Datok
- Interactive map of Datok

Geography
- Location: Natuna Sea
- Coordinates: 1°16′03.95″S 109°56′59.02″E﻿ / ﻿1.2677639°S 109.9497278°E
- Adjacent to: Natuna Sea
- Area: 0.18 km^{2} (0.069 sq mi)

Administration
- Indonesia
- Province: West Kalimantan
- Regency: North Kayong
- District: Sukadana

= Datok =

Island in West Kalimantan Province, Indonesia

Datok is a small island in North Kayong Regency, West Kalimantan, Indonesia, located in the Karimata Strait area.

== Description ==
The island is an important location for the 2016 Karimata Strait Sail event, an international event aimed at highlighting the marine riches of the Karimata Strait region. The event includes various activities, such as sailing, marine seminars, and cultural arts performances designed to introduce local marine potential while raising awareness of the importance of sustainable maritime resource management.

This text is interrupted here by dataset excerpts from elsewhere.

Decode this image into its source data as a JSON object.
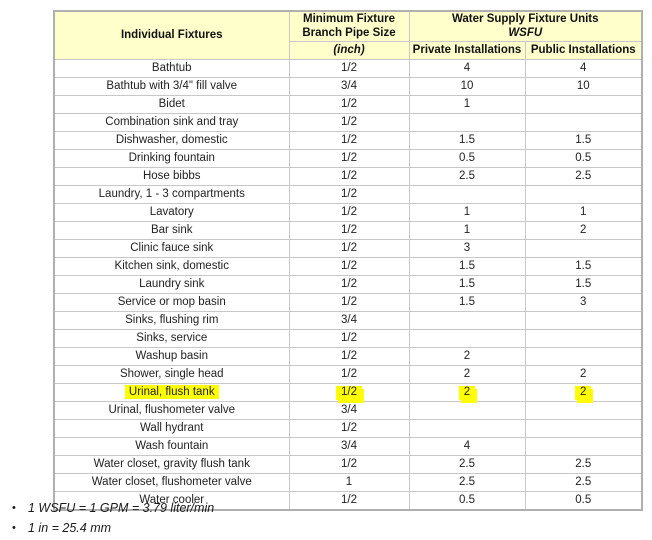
{
  "table": {
    "headers": {
      "fixture": "Individual Fixtures",
      "pipe": "Minimum Fixture Branch Pipe Size",
      "pipe_unit": "(inch)",
      "wsfu_title": "Water Supply Fixture Units",
      "wsfu_abbrev": "WSFU",
      "private": "Private Installations",
      "public": "Public Installations"
    },
    "rows": [
      {
        "fixture": "Bathtub",
        "pipe": "1/2",
        "private": "4",
        "public": "4",
        "highlight": false
      },
      {
        "fixture": "Bathtub with 3/4\" fill valve",
        "pipe": "3/4",
        "private": "10",
        "public": "10",
        "highlight": false
      },
      {
        "fixture": "Bidet",
        "pipe": "1/2",
        "private": "1",
        "public": "",
        "highlight": false
      },
      {
        "fixture": "Combination sink and tray",
        "pipe": "1/2",
        "private": "",
        "public": "",
        "highlight": false
      },
      {
        "fixture": "Dishwasher, domestic",
        "pipe": "1/2",
        "private": "1.5",
        "public": "1.5",
        "highlight": false
      },
      {
        "fixture": "Drinking fountain",
        "pipe": "1/2",
        "private": "0.5",
        "public": "0.5",
        "highlight": false
      },
      {
        "fixture": "Hose bibbs",
        "pipe": "1/2",
        "private": "2.5",
        "public": "2.5",
        "highlight": false
      },
      {
        "fixture": "Laundry, 1 - 3 compartments",
        "pipe": "1/2",
        "private": "",
        "public": "",
        "highlight": false
      },
      {
        "fixture": "Lavatory",
        "pipe": "1/2",
        "private": "1",
        "public": "1",
        "highlight": false
      },
      {
        "fixture": "Bar sink",
        "pipe": "1/2",
        "private": "1",
        "public": "2",
        "highlight": false
      },
      {
        "fixture": "Clinic fauce sink",
        "pipe": "1/2",
        "private": "3",
        "public": "",
        "highlight": false
      },
      {
        "fixture": "Kitchen sink, domestic",
        "pipe": "1/2",
        "private": "1.5",
        "public": "1.5",
        "highlight": false
      },
      {
        "fixture": "Laundry sink",
        "pipe": "1/2",
        "private": "1.5",
        "public": "1.5",
        "highlight": false
      },
      {
        "fixture": "Service or mop basin",
        "pipe": "1/2",
        "private": "1.5",
        "public": "3",
        "highlight": false
      },
      {
        "fixture": "Sinks, flushing rim",
        "pipe": "3/4",
        "private": "",
        "public": "",
        "highlight": false
      },
      {
        "fixture": "Sinks, service",
        "pipe": "1/2",
        "private": "",
        "public": "",
        "highlight": false
      },
      {
        "fixture": "Washup basin",
        "pipe": "1/2",
        "private": "2",
        "public": "",
        "highlight": false
      },
      {
        "fixture": "Shower, single head",
        "pipe": "1/2",
        "private": "2",
        "public": "2",
        "highlight": false
      },
      {
        "fixture": "Urinal, flush tank",
        "pipe": "1/2",
        "private": "2",
        "public": "2",
        "highlight": true
      },
      {
        "fixture": "Urinal, flushometer valve",
        "pipe": "3/4",
        "private": "",
        "public": "",
        "highlight": false
      },
      {
        "fixture": "Wall hydrant",
        "pipe": "1/2",
        "private": "",
        "public": "",
        "highlight": false
      },
      {
        "fixture": "Wash fountain",
        "pipe": "3/4",
        "private": "4",
        "public": "",
        "highlight": false
      },
      {
        "fixture": "Water closet, gravity flush tank",
        "pipe": "1/2",
        "private": "2.5",
        "public": "2.5",
        "highlight": false
      },
      {
        "fixture": "Water closet, flushometer valve",
        "pipe": "1",
        "private": "2.5",
        "public": "2.5",
        "highlight": false
      },
      {
        "fixture": "Water cooler",
        "pipe": "1/2",
        "private": "0.5",
        "public": "0.5",
        "highlight": false
      }
    ]
  },
  "notes": [
    "1 WSFU = 1 GPM = 3.79 liter/min",
    "1 in = 25.4 mm"
  ],
  "colors": {
    "header_background": "#ffffcc",
    "highlight": "#ffff00",
    "table_border": "#b0b0b0",
    "cell_border": "#c8c8c8"
  }
}
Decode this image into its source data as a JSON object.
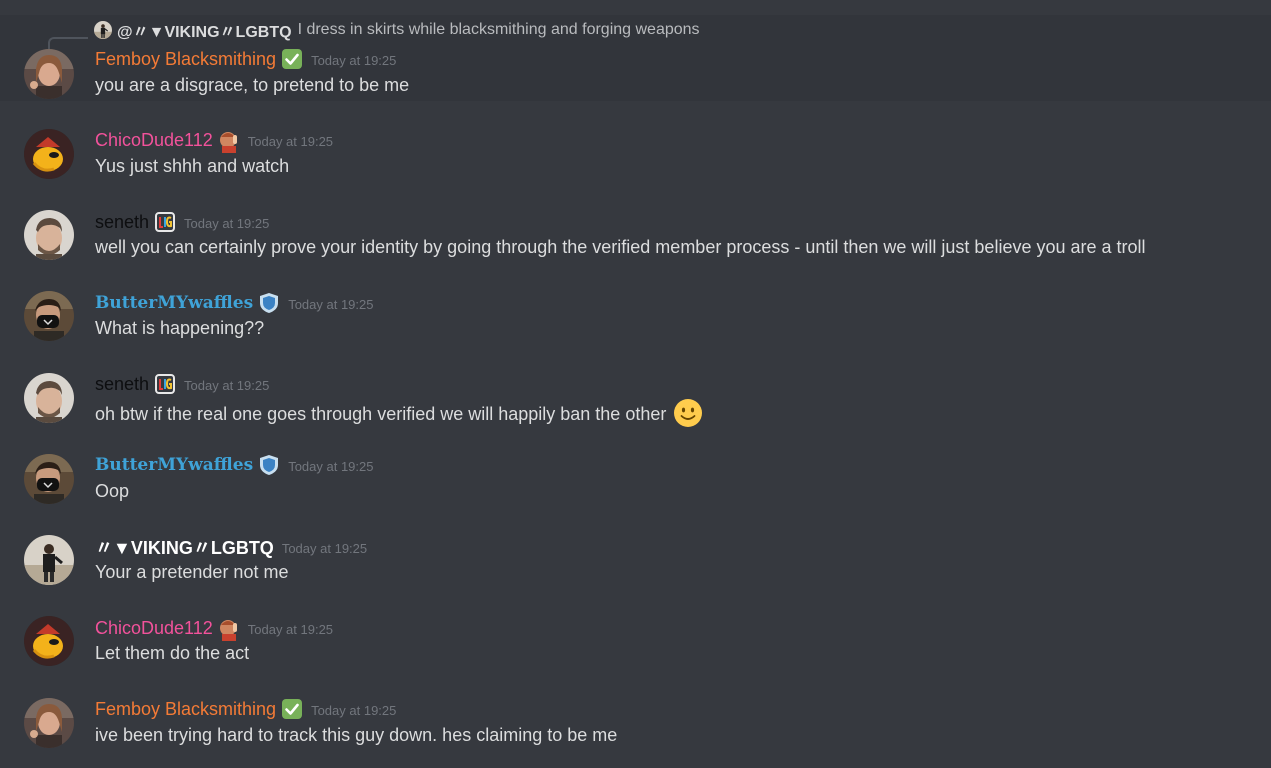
{
  "reply": {
    "author": "@〃▼VIKING〃LGBTQ",
    "text": "I dress in skirts while blacksmithing and forging weapons"
  },
  "messages": [
    {
      "author": "Femboy Blacksmithing",
      "timestamp": "Today at 19:25",
      "content": "you are a disgrace, to pretend to be me",
      "name_color": "#f47b36",
      "badge": "verified-check-icon"
    },
    {
      "author": "ChicoDude112",
      "timestamp": "Today at 19:25",
      "content": "Yus just shhh and watch",
      "name_color": "#f2529b",
      "badge": "thumbs-up-girl-icon"
    },
    {
      "author": "seneth",
      "timestamp": "Today at 19:25",
      "content": "well you can certainly prove your identity by going through the verified member process - until then we will just believe you are a troll",
      "name_color": "#0d0e10",
      "badge": "lgbt-badge-icon"
    },
    {
      "author": "ButterMYwaffles",
      "timestamp": "Today at 19:25",
      "content": "What is happening??",
      "name_color": "#3fa3d8",
      "badge": "shield-icon"
    },
    {
      "author": "seneth",
      "timestamp": "Today at 19:25",
      "content": "oh btw if the real one goes through verified we will happily ban the other",
      "name_color": "#0d0e10",
      "badge": "lgbt-badge-icon",
      "emoji": "slight-smile-emoji"
    },
    {
      "author": "ButterMYwaffles",
      "timestamp": "Today at 19:25",
      "content": "Oop",
      "name_color": "#3fa3d8",
      "badge": "shield-icon"
    },
    {
      "author": "〃▼VIKING〃LGBTQ",
      "timestamp": "Today at 19:25",
      "content": "Your a pretender not me",
      "name_color": "#ffffff"
    },
    {
      "author": "ChicoDude112",
      "timestamp": "Today at 19:25",
      "content": "Let them do the act",
      "name_color": "#f2529b",
      "badge": "thumbs-up-girl-icon"
    },
    {
      "author": "Femboy Blacksmithing",
      "timestamp": "Today at 19:25",
      "content": "ive been trying hard to track this guy down. hes claiming to be me",
      "name_color": "#f47b36",
      "badge": "verified-check-icon"
    }
  ],
  "colors": {
    "background": "#36393f",
    "highlight": "#32353b",
    "timestamp": "#72767d",
    "text": "#dcddde"
  }
}
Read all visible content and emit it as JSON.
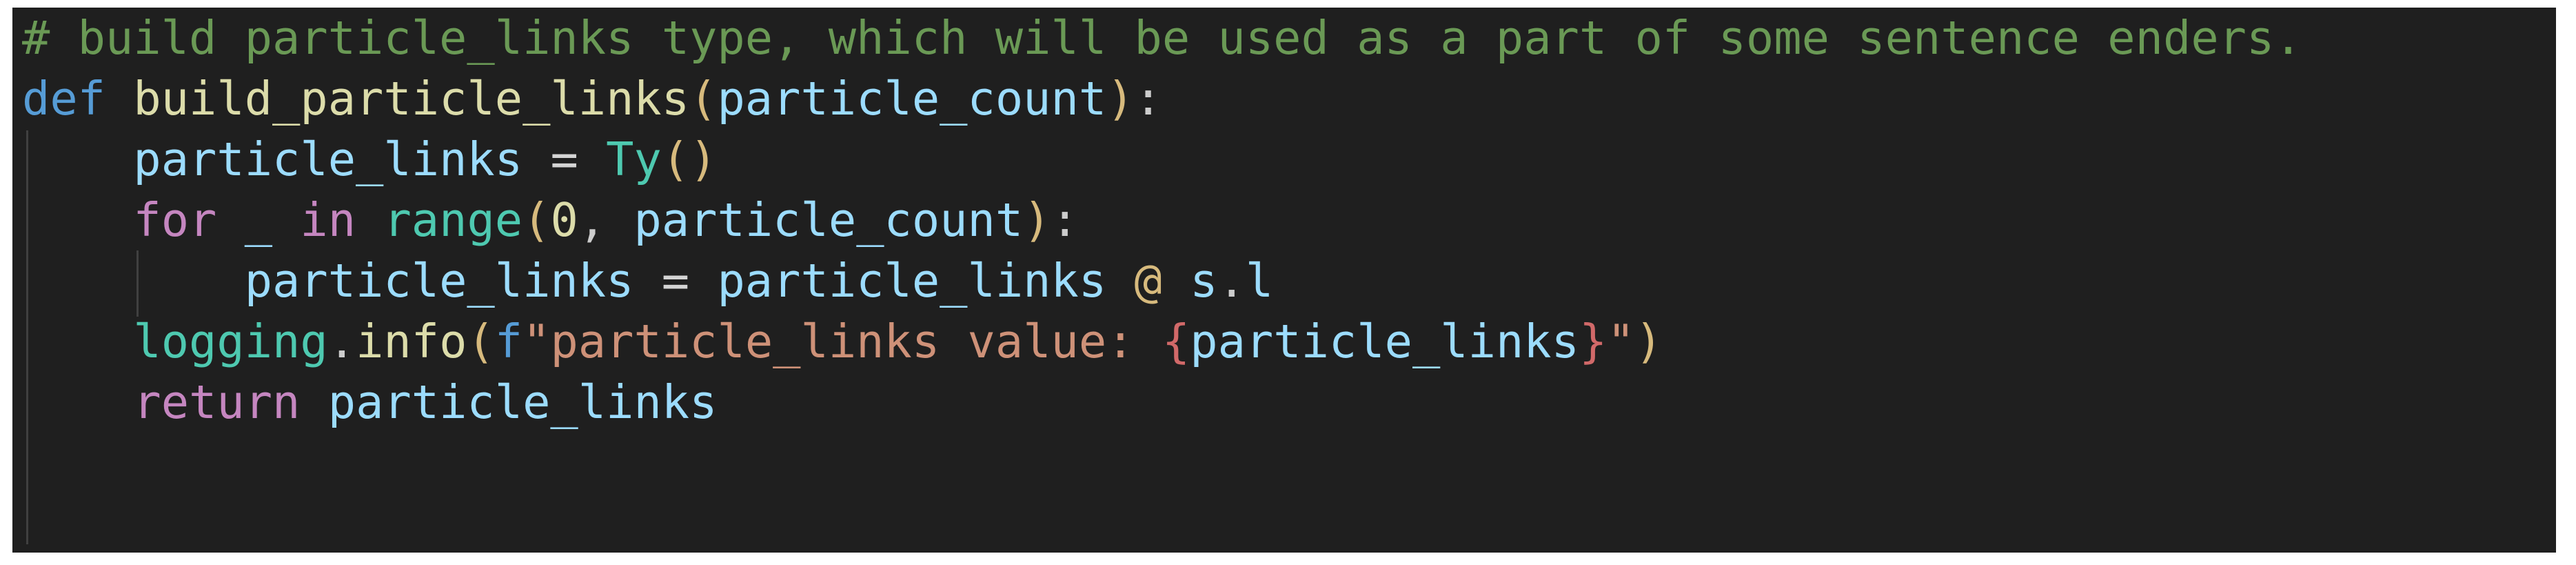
{
  "editor": {
    "background_color": "#1f1f1f",
    "page_background_color": "#ffffff",
    "language": "python",
    "indent_guide_color": "#404040",
    "palette": {
      "comment": "#6A9955",
      "keyword": "#569CD6",
      "control_keyword": "#C586C0",
      "function_name": "#DCDCAA",
      "class_name": "#4EC9B0",
      "builtin": "#4EC9B0",
      "variable": "#9CDCFE",
      "parameter": "#9CDCFE",
      "bracket_level_1": "#D7BA7D",
      "bracket_level_2": "#FFD700",
      "operator": "#D4D4D4",
      "number": "#DCDCAA",
      "string": "#CE9178",
      "fstring_brace": "#D16969"
    }
  },
  "code": {
    "plain_text": "# build particle_links type, which will be used as a part of some sentence enders.\ndef build_particle_links(particle_count):\n    particle_links = Ty()\n    for _ in range(0, particle_count):\n        particle_links = particle_links @ s.l\n    logging.info(f\"particle_links value: {particle_links}\")\n    return particle_links",
    "lines": [
      {
        "id": "line-comment",
        "indent": 0,
        "tokens": [
          {
            "text": "# build particle_links type, which will be used as a part of some sentence enders.",
            "kind": "comment"
          }
        ]
      },
      {
        "id": "line-def",
        "indent": 0,
        "tokens": [
          {
            "text": "def",
            "kind": "keyword"
          },
          {
            "text": " ",
            "kind": "plain"
          },
          {
            "text": "build_particle_links",
            "kind": "func"
          },
          {
            "text": "(",
            "kind": "paren"
          },
          {
            "text": "particle_count",
            "kind": "param"
          },
          {
            "text": ")",
            "kind": "paren"
          },
          {
            "text": ":",
            "kind": "punct"
          }
        ]
      },
      {
        "id": "line-assign-ty",
        "indent": 1,
        "tokens": [
          {
            "text": "    ",
            "kind": "plain"
          },
          {
            "text": "particle_links",
            "kind": "var"
          },
          {
            "text": " ",
            "kind": "plain"
          },
          {
            "text": "=",
            "kind": "op"
          },
          {
            "text": " ",
            "kind": "plain"
          },
          {
            "text": "Ty",
            "kind": "class"
          },
          {
            "text": "(",
            "kind": "paren"
          },
          {
            "text": ")",
            "kind": "paren"
          }
        ]
      },
      {
        "id": "line-for",
        "indent": 1,
        "tokens": [
          {
            "text": "    ",
            "kind": "plain"
          },
          {
            "text": "for",
            "kind": "control"
          },
          {
            "text": " ",
            "kind": "plain"
          },
          {
            "text": "_",
            "kind": "var"
          },
          {
            "text": " ",
            "kind": "plain"
          },
          {
            "text": "in",
            "kind": "control"
          },
          {
            "text": " ",
            "kind": "plain"
          },
          {
            "text": "range",
            "kind": "builtin"
          },
          {
            "text": "(",
            "kind": "paren"
          },
          {
            "text": "0",
            "kind": "num"
          },
          {
            "text": ",",
            "kind": "punct"
          },
          {
            "text": " ",
            "kind": "plain"
          },
          {
            "text": "particle_count",
            "kind": "var"
          },
          {
            "text": ")",
            "kind": "paren"
          },
          {
            "text": ":",
            "kind": "punct"
          }
        ]
      },
      {
        "id": "line-matmul",
        "indent": 2,
        "tokens": [
          {
            "text": "        ",
            "kind": "plain"
          },
          {
            "text": "particle_links",
            "kind": "var"
          },
          {
            "text": " ",
            "kind": "plain"
          },
          {
            "text": "=",
            "kind": "op"
          },
          {
            "text": " ",
            "kind": "plain"
          },
          {
            "text": "particle_links",
            "kind": "var"
          },
          {
            "text": " ",
            "kind": "plain"
          },
          {
            "text": "@",
            "kind": "at"
          },
          {
            "text": " ",
            "kind": "plain"
          },
          {
            "text": "s",
            "kind": "var"
          },
          {
            "text": ".",
            "kind": "punct"
          },
          {
            "text": "l",
            "kind": "var"
          }
        ]
      },
      {
        "id": "line-logging",
        "indent": 1,
        "tokens": [
          {
            "text": "    ",
            "kind": "plain"
          },
          {
            "text": "logging",
            "kind": "class"
          },
          {
            "text": ".",
            "kind": "punct"
          },
          {
            "text": "info",
            "kind": "func"
          },
          {
            "text": "(",
            "kind": "paren"
          },
          {
            "text": "f",
            "kind": "keyword"
          },
          {
            "text": "\"",
            "kind": "string"
          },
          {
            "text": "particle_links value: ",
            "kind": "string"
          },
          {
            "text": "{",
            "kind": "fbrace"
          },
          {
            "text": "particle_links",
            "kind": "var"
          },
          {
            "text": "}",
            "kind": "fbrace"
          },
          {
            "text": "\"",
            "kind": "string"
          },
          {
            "text": ")",
            "kind": "paren"
          }
        ]
      },
      {
        "id": "line-return",
        "indent": 1,
        "tokens": [
          {
            "text": "    ",
            "kind": "plain"
          },
          {
            "text": "return",
            "kind": "control"
          },
          {
            "text": " ",
            "kind": "plain"
          },
          {
            "text": "particle_links",
            "kind": "var"
          }
        ]
      }
    ]
  }
}
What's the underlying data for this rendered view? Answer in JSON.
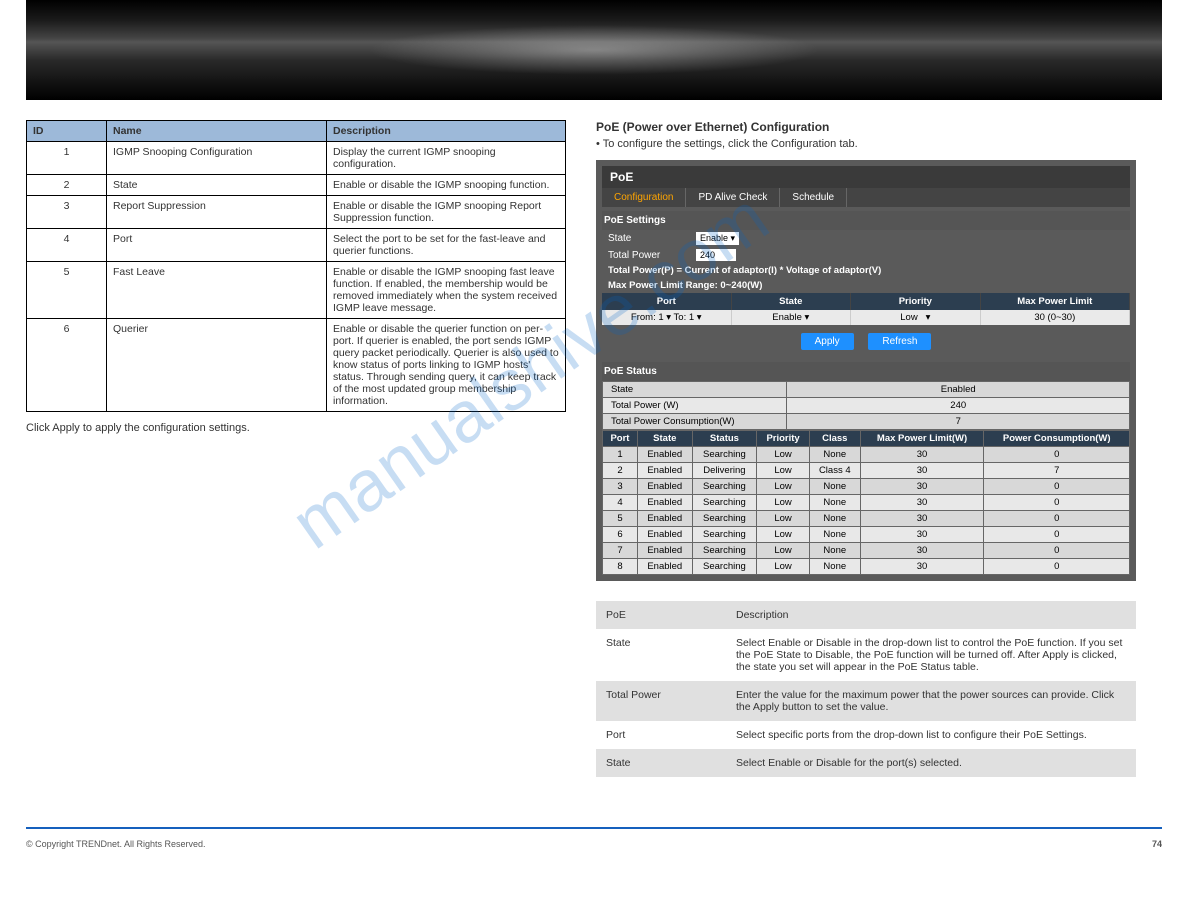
{
  "config_table": {
    "headers": [
      "ID",
      "Name",
      "Description"
    ],
    "rows": [
      {
        "id": "1",
        "name": "IGMP Snooping Configuration",
        "desc": "Display the current IGMP snooping configuration."
      },
      {
        "id": "2",
        "name": "State",
        "desc": "Enable or disable the IGMP snooping function."
      },
      {
        "id": "3",
        "name": "Report Suppression",
        "desc": "Enable or disable the IGMP snooping Report Suppression function."
      },
      {
        "id": "4",
        "name": "Port",
        "desc": "Select the port to be set for the fast-leave and querier functions."
      },
      {
        "id": "5",
        "name": "Fast Leave",
        "desc": "Enable or disable the IGMP snooping fast leave function. If enabled, the membership would be removed immediately when the system received IGMP leave message."
      },
      {
        "id": "6",
        "name": "Querier",
        "desc": "Enable or disable the querier function on per-port. If querier is enabled, the port sends IGMP query packet periodically. Querier is also used to know status of ports linking to IGMP hosts' status. Through sending query, it can keep track of the most updated group membership information."
      }
    ]
  },
  "left": {
    "note": "Click Apply to apply the configuration settings."
  },
  "right_section": {
    "title": "PoE (Power over Ethernet) Configuration",
    "desc": "• To configure the settings, click the Configuration tab."
  },
  "panel": {
    "title": "PoE",
    "tabs": [
      "Configuration",
      "PD Alive Check",
      "Schedule"
    ],
    "sec1": "PoE Settings",
    "state_lbl": "State",
    "state_val": "Enable",
    "tp_lbl": "Total Power",
    "tp_val": "240",
    "formula1": "Total Power(P) = Current of adaptor(I) * Voltage of adaptor(V)",
    "formula2": "Max Power Limit Range: 0~240(W)",
    "hdr": {
      "port": "Port",
      "state": "State",
      "prio": "Priority",
      "max": "Max Power Limit"
    },
    "form": {
      "from": "From:",
      "to": "To:",
      "from_v": "1",
      "to_v": "1",
      "state": "Enable",
      "prio": "Low",
      "max": "30",
      "range": "(0~30)"
    },
    "btn1": "Apply",
    "btn2": "Refresh",
    "sec2": "PoE Status",
    "stat_rows": [
      {
        "k": "State",
        "v": "Enabled"
      },
      {
        "k": "Total Power (W)",
        "v": "240"
      },
      {
        "k": "Total Power Consumption(W)",
        "v": "7"
      }
    ]
  },
  "chart_data": {
    "type": "table",
    "title": "PoE Port Status",
    "columns": [
      "Port",
      "State",
      "Status",
      "Priority",
      "Class",
      "Max Power Limit(W)",
      "Power Consumption(W)"
    ],
    "rows": [
      [
        "1",
        "Enabled",
        "Searching",
        "Low",
        "None",
        "30",
        "0"
      ],
      [
        "2",
        "Enabled",
        "Delivering",
        "Low",
        "Class 4",
        "30",
        "7"
      ],
      [
        "3",
        "Enabled",
        "Searching",
        "Low",
        "None",
        "30",
        "0"
      ],
      [
        "4",
        "Enabled",
        "Searching",
        "Low",
        "None",
        "30",
        "0"
      ],
      [
        "5",
        "Enabled",
        "Searching",
        "Low",
        "None",
        "30",
        "0"
      ],
      [
        "6",
        "Enabled",
        "Searching",
        "Low",
        "None",
        "30",
        "0"
      ],
      [
        "7",
        "Enabled",
        "Searching",
        "Low",
        "None",
        "30",
        "0"
      ],
      [
        "8",
        "Enabled",
        "Searching",
        "Low",
        "None",
        "30",
        "0"
      ]
    ]
  },
  "info_table": {
    "headers": [
      "PoE",
      "Description"
    ],
    "rows": [
      {
        "k": "State",
        "v": "Select Enable or Disable in the drop-down list to control the PoE function. If you set the PoE State to Disable, the PoE function will be turned off. After Apply is clicked, the state you set will appear in the PoE Status table."
      },
      {
        "k": "Total Power",
        "v": "Enter the value for the maximum power that the power sources can provide. Click the Apply button to set the value."
      },
      {
        "k": "Port",
        "v": "Select specific ports from the drop-down list to configure their PoE Settings."
      },
      {
        "k": "State",
        "v": "Select Enable or Disable for the port(s) selected."
      }
    ]
  },
  "footer": {
    "copy": "© Copyright TRENDnet. All Rights Reserved.",
    "page": "74"
  },
  "watermark": "manualshive.com"
}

Administratively, Datok Island is part of the North Kayong region, which has water characteristics with many other small islands. The island may be inhabited by a small community, or at least used as a place for certain activities such as fishing, marine surveillance, or research activities. Its location close to the mainland makes it easy to reach from Sukadana, the capital of Kayong Utara Regency. Access to the island is usually done by sea using a small boat from the Sukadana coast. The relatively close distance allows for a short trip to reach the island.